With the Media Inquiry in full swing and the Greens’ Bob Brown complaining loudly about News’s lack of fairness and accuracy, now might be a good time to travel back in time 20 years. Let’s visit another era when a powerful paper was unashamedly boosting one side of politics – the left.
In 1992, Joan Kirner’s government was in its dying days: state government debt had ballooned, and many ministers seemed frequently to be denying reality. One newspaper, however, resisted the consensus that change was needed. The Age stuck by Kirner, took its initiatives seriously, derided the government’s critics and Opposition Leader Jeff Kennett in particular. Some of its best journalists, on beats like national politics and business, looked on in despair. But the state reporters and commentators would not be swayed. Balance consisted of criticising the Kirner government from the left as much as from the right.
The Age had many fine journalists in that era, but working on state issues there sometimes had an air of unreality. When Kennett won the 1992 election in a landslide, some of the paper’s reporters seemed not quite to believe it had happened. Only one of the paper’s Melbourne-based political journalists – the cheerfully professional Sue Neales – appeared to have cultivated contacts within the Coalition. ALP reformers like John Brumby thought the Cain/Kirner government had stuffed up; quite a few at The Age did not. On my third day working for the paper in Melbourne in 1993, I turned down a request from a news editor to write an opinion piece explaining that the new government’s budgetary tightening was unnecessary and dangerous. When Kennett’s initiatives succeeded – he ran one of the most successful privatisation processes ever – many at The Age seemed determined to ignore them. Steve Bracks and John Brumby knew better; on assuming government, they kept the best of the Kennett government reforms firmly in place.

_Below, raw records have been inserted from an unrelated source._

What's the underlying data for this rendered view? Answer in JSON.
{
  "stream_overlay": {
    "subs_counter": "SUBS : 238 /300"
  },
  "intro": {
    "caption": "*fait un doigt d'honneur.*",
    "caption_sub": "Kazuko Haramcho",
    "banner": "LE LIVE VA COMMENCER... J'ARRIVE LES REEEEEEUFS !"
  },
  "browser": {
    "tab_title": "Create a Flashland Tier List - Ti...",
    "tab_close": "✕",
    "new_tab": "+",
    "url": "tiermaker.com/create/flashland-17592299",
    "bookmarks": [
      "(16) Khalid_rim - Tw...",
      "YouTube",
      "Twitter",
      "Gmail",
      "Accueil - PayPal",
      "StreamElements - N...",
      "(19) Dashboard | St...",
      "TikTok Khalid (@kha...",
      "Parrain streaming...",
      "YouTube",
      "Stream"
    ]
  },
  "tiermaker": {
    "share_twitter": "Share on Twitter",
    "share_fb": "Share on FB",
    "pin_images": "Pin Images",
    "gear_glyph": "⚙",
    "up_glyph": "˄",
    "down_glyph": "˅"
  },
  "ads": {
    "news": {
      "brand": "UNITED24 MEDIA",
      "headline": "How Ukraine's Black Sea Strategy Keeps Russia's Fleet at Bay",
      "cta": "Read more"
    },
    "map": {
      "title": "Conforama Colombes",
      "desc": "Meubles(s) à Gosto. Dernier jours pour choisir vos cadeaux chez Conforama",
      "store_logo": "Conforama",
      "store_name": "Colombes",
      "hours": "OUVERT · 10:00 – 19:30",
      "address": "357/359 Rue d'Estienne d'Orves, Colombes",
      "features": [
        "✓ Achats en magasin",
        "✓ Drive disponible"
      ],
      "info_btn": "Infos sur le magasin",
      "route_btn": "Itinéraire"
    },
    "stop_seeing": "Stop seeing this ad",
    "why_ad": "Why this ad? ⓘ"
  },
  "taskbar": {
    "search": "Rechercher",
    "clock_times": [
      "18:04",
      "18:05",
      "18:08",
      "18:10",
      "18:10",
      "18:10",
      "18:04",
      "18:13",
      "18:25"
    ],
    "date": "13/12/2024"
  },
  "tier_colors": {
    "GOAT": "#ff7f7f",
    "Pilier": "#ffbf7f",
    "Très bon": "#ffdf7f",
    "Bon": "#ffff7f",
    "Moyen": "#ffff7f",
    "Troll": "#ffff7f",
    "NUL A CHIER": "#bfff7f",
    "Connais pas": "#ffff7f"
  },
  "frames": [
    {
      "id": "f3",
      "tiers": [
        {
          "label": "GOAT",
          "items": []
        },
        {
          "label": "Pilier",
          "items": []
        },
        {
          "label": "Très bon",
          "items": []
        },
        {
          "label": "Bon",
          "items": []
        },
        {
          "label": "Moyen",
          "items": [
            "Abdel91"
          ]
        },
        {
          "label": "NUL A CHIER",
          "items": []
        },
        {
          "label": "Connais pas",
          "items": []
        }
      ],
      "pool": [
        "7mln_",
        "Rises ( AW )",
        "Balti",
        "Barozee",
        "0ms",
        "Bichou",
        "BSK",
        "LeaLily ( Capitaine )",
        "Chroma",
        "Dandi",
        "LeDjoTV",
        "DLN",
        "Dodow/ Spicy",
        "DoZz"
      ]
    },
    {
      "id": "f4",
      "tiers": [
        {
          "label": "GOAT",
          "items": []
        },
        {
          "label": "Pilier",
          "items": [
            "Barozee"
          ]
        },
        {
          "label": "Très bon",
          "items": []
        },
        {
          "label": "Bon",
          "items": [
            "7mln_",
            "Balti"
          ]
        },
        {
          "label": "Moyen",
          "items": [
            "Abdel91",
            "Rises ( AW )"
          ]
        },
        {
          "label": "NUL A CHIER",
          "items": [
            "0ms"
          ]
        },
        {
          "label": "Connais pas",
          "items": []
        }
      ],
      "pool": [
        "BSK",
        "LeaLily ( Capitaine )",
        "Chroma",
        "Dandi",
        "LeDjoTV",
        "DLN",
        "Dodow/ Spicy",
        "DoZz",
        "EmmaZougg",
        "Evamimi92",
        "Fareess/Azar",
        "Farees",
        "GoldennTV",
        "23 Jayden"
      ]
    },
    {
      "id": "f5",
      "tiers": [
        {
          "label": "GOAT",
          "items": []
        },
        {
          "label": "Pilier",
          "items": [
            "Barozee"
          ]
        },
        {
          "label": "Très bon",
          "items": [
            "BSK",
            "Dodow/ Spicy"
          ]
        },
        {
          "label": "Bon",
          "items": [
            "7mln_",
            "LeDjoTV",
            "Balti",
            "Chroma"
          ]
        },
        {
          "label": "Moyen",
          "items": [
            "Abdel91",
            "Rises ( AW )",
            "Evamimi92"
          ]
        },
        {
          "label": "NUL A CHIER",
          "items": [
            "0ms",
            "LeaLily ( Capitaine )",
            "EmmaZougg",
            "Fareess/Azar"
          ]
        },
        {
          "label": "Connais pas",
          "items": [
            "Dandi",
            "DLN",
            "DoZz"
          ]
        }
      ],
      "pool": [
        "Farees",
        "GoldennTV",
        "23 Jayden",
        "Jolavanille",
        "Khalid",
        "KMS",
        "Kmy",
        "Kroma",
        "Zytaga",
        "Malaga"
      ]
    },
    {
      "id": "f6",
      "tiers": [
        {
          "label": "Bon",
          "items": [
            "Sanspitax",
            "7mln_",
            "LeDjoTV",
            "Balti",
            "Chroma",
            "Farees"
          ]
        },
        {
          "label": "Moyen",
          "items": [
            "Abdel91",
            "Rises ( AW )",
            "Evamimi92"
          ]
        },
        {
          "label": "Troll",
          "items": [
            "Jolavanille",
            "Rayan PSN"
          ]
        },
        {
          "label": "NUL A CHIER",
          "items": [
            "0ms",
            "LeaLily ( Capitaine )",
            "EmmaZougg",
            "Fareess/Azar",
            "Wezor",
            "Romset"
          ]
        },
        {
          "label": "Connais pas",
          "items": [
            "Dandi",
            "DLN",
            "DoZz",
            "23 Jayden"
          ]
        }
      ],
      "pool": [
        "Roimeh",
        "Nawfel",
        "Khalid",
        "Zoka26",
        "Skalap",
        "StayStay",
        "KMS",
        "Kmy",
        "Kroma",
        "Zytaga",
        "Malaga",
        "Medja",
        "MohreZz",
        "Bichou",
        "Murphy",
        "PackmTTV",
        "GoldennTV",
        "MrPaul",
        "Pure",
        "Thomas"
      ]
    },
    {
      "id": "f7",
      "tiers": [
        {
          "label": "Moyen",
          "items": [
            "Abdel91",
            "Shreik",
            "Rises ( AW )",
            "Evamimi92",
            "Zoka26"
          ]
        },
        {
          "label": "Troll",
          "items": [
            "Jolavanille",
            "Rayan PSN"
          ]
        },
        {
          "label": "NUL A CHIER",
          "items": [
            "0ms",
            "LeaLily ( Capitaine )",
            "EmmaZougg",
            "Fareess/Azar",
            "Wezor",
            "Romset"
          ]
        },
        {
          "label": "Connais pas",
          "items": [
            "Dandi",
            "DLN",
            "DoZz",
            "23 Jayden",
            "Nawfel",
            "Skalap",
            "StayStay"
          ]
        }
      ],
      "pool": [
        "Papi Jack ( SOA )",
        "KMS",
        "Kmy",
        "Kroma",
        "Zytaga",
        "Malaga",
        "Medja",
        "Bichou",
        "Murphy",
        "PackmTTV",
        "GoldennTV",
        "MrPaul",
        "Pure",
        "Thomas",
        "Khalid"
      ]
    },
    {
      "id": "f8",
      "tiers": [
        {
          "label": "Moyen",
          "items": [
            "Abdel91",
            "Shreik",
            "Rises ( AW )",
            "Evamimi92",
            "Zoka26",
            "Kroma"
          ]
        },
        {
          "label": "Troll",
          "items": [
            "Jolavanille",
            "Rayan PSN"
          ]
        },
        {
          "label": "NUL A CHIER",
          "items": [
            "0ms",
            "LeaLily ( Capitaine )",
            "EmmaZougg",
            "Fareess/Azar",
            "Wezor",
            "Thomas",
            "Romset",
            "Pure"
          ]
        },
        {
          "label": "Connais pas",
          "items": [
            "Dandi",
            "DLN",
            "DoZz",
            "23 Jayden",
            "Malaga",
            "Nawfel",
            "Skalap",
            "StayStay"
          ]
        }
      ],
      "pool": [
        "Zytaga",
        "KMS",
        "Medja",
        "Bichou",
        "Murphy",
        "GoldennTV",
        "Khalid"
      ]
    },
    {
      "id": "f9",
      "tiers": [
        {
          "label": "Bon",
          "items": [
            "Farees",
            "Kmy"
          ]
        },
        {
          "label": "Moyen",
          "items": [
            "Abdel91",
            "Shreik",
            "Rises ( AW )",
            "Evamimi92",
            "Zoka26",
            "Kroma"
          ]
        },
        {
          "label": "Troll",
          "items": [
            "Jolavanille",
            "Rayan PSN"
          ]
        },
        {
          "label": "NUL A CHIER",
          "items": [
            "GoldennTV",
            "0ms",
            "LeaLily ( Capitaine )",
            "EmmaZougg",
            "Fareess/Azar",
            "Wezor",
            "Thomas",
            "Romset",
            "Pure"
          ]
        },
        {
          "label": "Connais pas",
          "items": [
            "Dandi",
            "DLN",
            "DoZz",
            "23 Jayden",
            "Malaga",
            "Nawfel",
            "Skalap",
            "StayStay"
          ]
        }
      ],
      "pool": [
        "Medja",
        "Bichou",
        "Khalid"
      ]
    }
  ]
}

Alan Kohler, appointed editor in 1992 to bring the paper back to a more centrist line, struggled against the power of the paper’s welded-on sympathy for the left. Kohler’s successor, Bruce Guthrie, an aggressive newsman, made Kennett the target of much of his aggression.
The point is not that The Australian’s frenzied campaigning against the current federal government is warranted. (I don’t think it is, and neither do many journalists at The Australian.) It’s not even that The Age’s approach in the early 1990s damaged democracy (the News-owned Herald-Sun was pro-Kennett, and frequently manically so, throughout this period). The point is simply that newspapers have campaigned against governments at regular intervals in Australian history, and campaigned at least as hard as The Australian is campaigning against the federal government now. If a newspaper or an owner has a duty to be even-handed, no-one noticed in the early 1990s. Certainly not Bob Brown.